Europa, per mantenerla in vita la strada migliore è farla a tre velocità
Distruggerla o conservarla? Restarci o venirne fuori? Parlo dell’Unione Europea, naturalmente. Da sempre, euroentusiasti ed euroscettici si dibattono fra queste alternative, magari con qualche velo, con qualche prudenza, talora con qualche ipocrisia. Eppure, basterebbe un po’ di sano realismo per convincere tutti che nessuna delle due alternative è priva di grossi, grossissimi inconvenienti. E allora? La soluzione è probabilmente piú semplice di quanto si possa pensare.

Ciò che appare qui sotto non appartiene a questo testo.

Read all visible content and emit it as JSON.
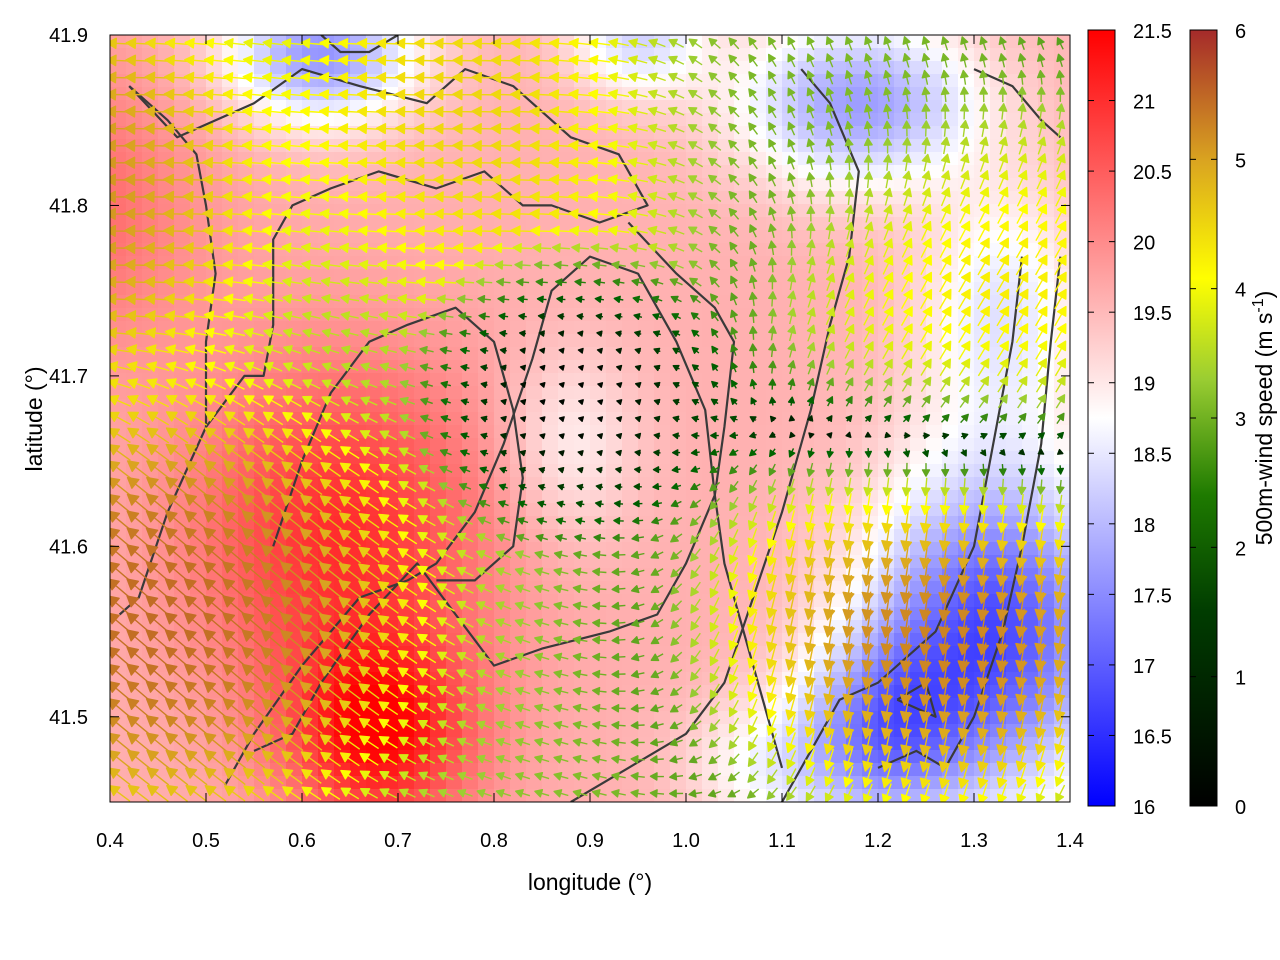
{
  "chart_data": {
    "type": "heatmap",
    "xlabel": "longitude (°)",
    "ylabel": "latitude (°)",
    "xlim": [
      0.4,
      1.4
    ],
    "ylim": [
      41.45,
      41.9
    ],
    "xticks": [
      "0.4",
      "0.5",
      "0.6",
      "0.7",
      "0.8",
      "0.9",
      "1.0",
      "1.1",
      "1.2",
      "1.3",
      "1.4"
    ],
    "xtick_values": [
      0.4,
      0.5,
      0.6,
      0.7,
      0.8,
      0.9,
      1.0,
      1.1,
      1.2,
      1.3,
      1.4
    ],
    "yticks": [
      "41.5",
      "41.6",
      "41.7",
      "41.8",
      "41.9"
    ],
    "ytick_values": [
      41.5,
      41.6,
      41.7,
      41.8,
      41.9
    ],
    "temperature_colorbar": {
      "range": [
        16,
        21.5
      ],
      "ticks": [
        "16",
        "16.5",
        "17",
        "17.5",
        "18",
        "18.5",
        "19",
        "19.5",
        "20",
        "20.5",
        "21",
        "21.5"
      ],
      "tick_values": [
        16,
        16.5,
        17,
        17.5,
        18,
        18.5,
        19,
        19.5,
        20,
        20.5,
        21,
        21.5
      ],
      "colors": [
        "#0000ff",
        "#ffffff",
        "#ff0000"
      ]
    },
    "wind_colorbar": {
      "label": "500m-wind speed (m s",
      "label_superscript": "-1",
      "label_close": ")",
      "range": [
        0,
        6
      ],
      "ticks": [
        "0",
        "1",
        "2",
        "3",
        "4",
        "5",
        "6"
      ],
      "tick_values": [
        0,
        1,
        2,
        3,
        4,
        5,
        6
      ],
      "colors": [
        "#000000",
        "#006400",
        "#9acd32",
        "#ffff00",
        "#daa520",
        "#a52a2a"
      ]
    },
    "temperature_field": {
      "base": 19.6,
      "features": [
        {
          "lon": 0.64,
          "lat": 41.61,
          "amp": 1.4,
          "sx": 0.11,
          "sy": 0.07
        },
        {
          "lon": 0.68,
          "lat": 41.49,
          "amp": 1.7,
          "sx": 0.07,
          "sy": 0.04
        },
        {
          "lon": 0.35,
          "lat": 41.8,
          "amp": 0.8,
          "sx": 0.1,
          "sy": 0.06
        },
        {
          "lon": 0.88,
          "lat": 41.66,
          "amp": -0.7,
          "sx": 0.05,
          "sy": 0.04
        },
        {
          "lon": 0.62,
          "lat": 41.89,
          "amp": -2.0,
          "sx": 0.07,
          "sy": 0.03
        },
        {
          "lon": 1.18,
          "lat": 41.86,
          "amp": -1.9,
          "sx": 0.09,
          "sy": 0.035
        },
        {
          "lon": 0.95,
          "lat": 41.9,
          "amp": -1.3,
          "sx": 0.05,
          "sy": 0.025
        },
        {
          "lon": 1.32,
          "lat": 41.55,
          "amp": -2.8,
          "sx": 0.09,
          "sy": 0.07
        },
        {
          "lon": 1.2,
          "lat": 41.49,
          "amp": -1.8,
          "sx": 0.06,
          "sy": 0.04
        },
        {
          "lon": 1.33,
          "lat": 41.74,
          "amp": -1.1,
          "sx": 0.06,
          "sy": 0.05
        },
        {
          "lon": 1.08,
          "lat": 41.47,
          "amp": -0.8,
          "sx": 0.06,
          "sy": 0.03
        }
      ]
    },
    "wind_field": {
      "grid_step_lon": 0.02,
      "grid_step_lat": 0.01,
      "features": [
        {
          "lon": 0.88,
          "lat": 41.69,
          "radius": 0.18,
          "role": "calm centre, speed below 0.5"
        },
        {
          "lon": 0.46,
          "lat": 41.56,
          "speed": 5.8,
          "direction": "to north-west"
        },
        {
          "lon": 0.3,
          "lat": 41.81,
          "speed": 5.7,
          "direction": "to west"
        },
        {
          "lon": 1.27,
          "lat": 41.56,
          "speed": 5.8,
          "direction": "to south"
        },
        {
          "lon": 1.31,
          "lat": 41.75,
          "speed": 5.2,
          "direction": "to north-east"
        },
        {
          "lon": 0.85,
          "lat": 41.86,
          "speed": 4.6,
          "direction": "to west"
        },
        {
          "lon": 1.12,
          "lat": 41.88,
          "speed": 2.2,
          "direction": "to north"
        }
      ]
    },
    "coastline": {
      "color": "#3a3a3a",
      "lines": [
        [
          [
            0.41,
            41.56
          ],
          [
            0.43,
            41.57
          ],
          [
            0.46,
            41.62
          ],
          [
            0.5,
            41.67
          ],
          [
            0.54,
            41.7
          ],
          [
            0.56,
            41.7
          ],
          [
            0.57,
            41.73
          ],
          [
            0.57,
            41.78
          ],
          [
            0.59,
            41.8
          ],
          [
            0.63,
            41.81
          ],
          [
            0.68,
            41.82
          ],
          [
            0.74,
            41.81
          ],
          [
            0.79,
            41.82
          ],
          [
            0.83,
            41.8
          ],
          [
            0.86,
            41.8
          ],
          [
            0.91,
            41.79
          ],
          [
            0.96,
            41.8
          ],
          [
            0.93,
            41.83
          ],
          [
            0.88,
            41.84
          ],
          [
            0.82,
            41.87
          ],
          [
            0.77,
            41.88
          ],
          [
            0.73,
            41.86
          ],
          [
            0.66,
            41.87
          ],
          [
            0.6,
            41.88
          ],
          [
            0.55,
            41.86
          ],
          [
            0.51,
            41.85
          ],
          [
            0.47,
            41.84
          ],
          [
            0.42,
            41.87
          ]
        ],
        [
          [
            0.42,
            41.87
          ],
          [
            0.46,
            41.85
          ],
          [
            0.49,
            41.83
          ],
          [
            0.5,
            41.8
          ],
          [
            0.51,
            41.76
          ],
          [
            0.5,
            41.72
          ],
          [
            0.5,
            41.67
          ]
        ],
        [
          [
            0.55,
            41.48
          ],
          [
            0.59,
            41.49
          ],
          [
            0.62,
            41.52
          ],
          [
            0.67,
            41.56
          ],
          [
            0.72,
            41.59
          ],
          [
            0.76,
            41.56
          ],
          [
            0.8,
            41.53
          ],
          [
            0.85,
            41.54
          ],
          [
            0.92,
            41.55
          ],
          [
            0.97,
            41.56
          ],
          [
            1.0,
            41.59
          ],
          [
            1.03,
            41.63
          ],
          [
            1.04,
            41.67
          ],
          [
            1.05,
            41.72
          ],
          [
            1.03,
            41.74
          ],
          [
            0.99,
            41.76
          ],
          [
            0.94,
            41.79
          ]
        ],
        [
          [
            0.52,
            41.46
          ],
          [
            0.55,
            41.49
          ],
          [
            0.6,
            41.53
          ],
          [
            0.66,
            41.57
          ],
          [
            0.71,
            41.58
          ],
          [
            0.74,
            41.59
          ],
          [
            0.78,
            41.62
          ],
          [
            0.81,
            41.66
          ],
          [
            0.84,
            41.71
          ],
          [
            0.86,
            41.75
          ],
          [
            0.9,
            41.77
          ],
          [
            0.95,
            41.76
          ],
          [
            0.99,
            41.72
          ],
          [
            1.02,
            41.68
          ],
          [
            1.03,
            41.63
          ],
          [
            1.04,
            41.59
          ],
          [
            1.06,
            41.55
          ],
          [
            1.08,
            41.51
          ],
          [
            1.1,
            41.47
          ]
        ],
        [
          [
            0.57,
            41.6
          ],
          [
            0.6,
            41.65
          ],
          [
            0.63,
            41.69
          ],
          [
            0.67,
            41.72
          ],
          [
            0.71,
            41.73
          ],
          [
            0.76,
            41.74
          ],
          [
            0.8,
            41.72
          ],
          [
            0.82,
            41.68
          ],
          [
            0.83,
            41.64
          ],
          [
            0.82,
            41.6
          ],
          [
            0.78,
            41.58
          ],
          [
            0.74,
            41.58
          ]
        ],
        [
          [
            0.88,
            41.45
          ],
          [
            0.94,
            41.47
          ],
          [
            1.0,
            41.49
          ],
          [
            1.04,
            41.52
          ],
          [
            1.07,
            41.57
          ],
          [
            1.1,
            41.62
          ],
          [
            1.13,
            41.68
          ],
          [
            1.15,
            41.73
          ],
          [
            1.17,
            41.77
          ],
          [
            1.18,
            41.82
          ],
          [
            1.15,
            41.86
          ],
          [
            1.12,
            41.88
          ]
        ],
        [
          [
            1.2,
            41.47
          ],
          [
            1.24,
            41.48
          ],
          [
            1.27,
            41.47
          ],
          [
            1.3,
            41.5
          ],
          [
            1.33,
            41.55
          ],
          [
            1.35,
            41.6
          ],
          [
            1.37,
            41.66
          ],
          [
            1.38,
            41.72
          ],
          [
            1.39,
            41.77
          ]
        ],
        [
          [
            1.1,
            41.45
          ],
          [
            1.13,
            41.48
          ],
          [
            1.16,
            41.51
          ],
          [
            1.2,
            41.52
          ],
          [
            1.26,
            41.55
          ],
          [
            1.3,
            41.6
          ],
          [
            1.32,
            41.66
          ],
          [
            1.34,
            41.72
          ],
          [
            1.35,
            41.77
          ]
        ],
        [
          [
            1.22,
            41.51
          ],
          [
            1.25,
            41.52
          ],
          [
            1.26,
            41.5
          ],
          [
            1.22,
            41.51
          ]
        ],
        [
          [
            1.3,
            41.88
          ],
          [
            1.34,
            41.87
          ],
          [
            1.37,
            41.85
          ],
          [
            1.39,
            41.84
          ]
        ],
        [
          [
            0.62,
            41.9
          ],
          [
            0.64,
            41.89
          ],
          [
            0.67,
            41.89
          ],
          [
            0.7,
            41.9
          ]
        ]
      ]
    }
  }
}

Occorre tuttavia partire da lontano, perché non è possibile elaborare una credibile “linea europea” se non prendendo le mosse dalla constatazione degli errori di fondo che sono alla base della attuale costruzione comunitaria. Tralascio volutamente altre considerazioni d’ordine politico-sociale, che potrebbero condurci lontano. Mi soffermerò soltanto – e brevemente – sulla articolazione dell’Unione Europea; perché è tale articolazione, intrinsecamente sbagliata, radicalmente sbagliata, che origina la divaricazione dei diversi interessi nazionali. Divaricazione, contrapposizione, inconciliabilitá che nega in partenza la stessa definizione di “Unione”. La UE, infatti, è una unione disunita, un ossimoro, una contraddizione in termini. È concepibile una Unione dove – per esempio – la componente Germania abbia interesse a mettere in ginocchio la componente Grecia, o dove – per fare un altro esempio – la politica dell’immigrazione austriaca sia incompatibile con la politica dell’immigrazione italiana?
La verità è che pensare di includere in una stessa “unione”, di far convivere in una medesima struttura 28 paesi tanto profondamente diversi fra loro, è stata fin dall’origine una utopia allo stato puro. Basta una occhiata ai rispettivi PIL per rendersene conto. Si va dai 109.000 dollari di PIL pro-capite del Lussemburgo ai 24.000 della Romania, con un rapporto di ricchezza reale, quindi, che è quasi di 5 a 1. In mezzo, fra i due estremi del Lussemburgo e della Romania, c’è di tutto. Semplificando al massimo, i paesi dell’area nordica e germanica stanno nella parte alta della classifica, e i paesi dell’est nella parte bassa.
I paesi latino-mediterranei sono in posizione intermedia: 43.500 dollari la Francia, sui 38.000 la Spagna e l’Italia, fanalino di coda il Portogallo con 30.000 dollari. La nostra Europa – diciamocelo chiaramente – è questa; eventualmente con l’aggiunta di Grecia e Cipro. Paesi economicamente compatibili (il rapporto fra il più ricco e il più povero è di 4 a 3), omogenei politicamente, culturalmente, socialmente, antropologicamente, peraltro con una medesima matrice linguistica di derivazione latina. Diversa cosa è l’opulenta Europa tedesco-scandinava. Altra cosa ancora è l’Europa Orientale, che in larga parte sconta ancora i guasti dell’ereditá comunista.
Da queste considerazioni potrebbe derivare una proposta programmatica mediana fra quelle del mantenimento o della dissoluzione dell’attuale Unione Europea: quella che, pur mantenendo una sovrastruttura comune unitaria, si articoli in almeno 3 diverse aree europee intermedie, con l’obiettivo immediato di pervenire ad una effettiva integrazione interna alle singole aree, per giungere ipoteticamente in un secondo tempo ad un ulteriore livello di integrazione, da negoziare successivamente e, ovviamente, su basi e con parametri completamente diversi dagli attuali. Credo che questa sia l’unica soluzione realistica per dare un senso e un significato alla “Unione”.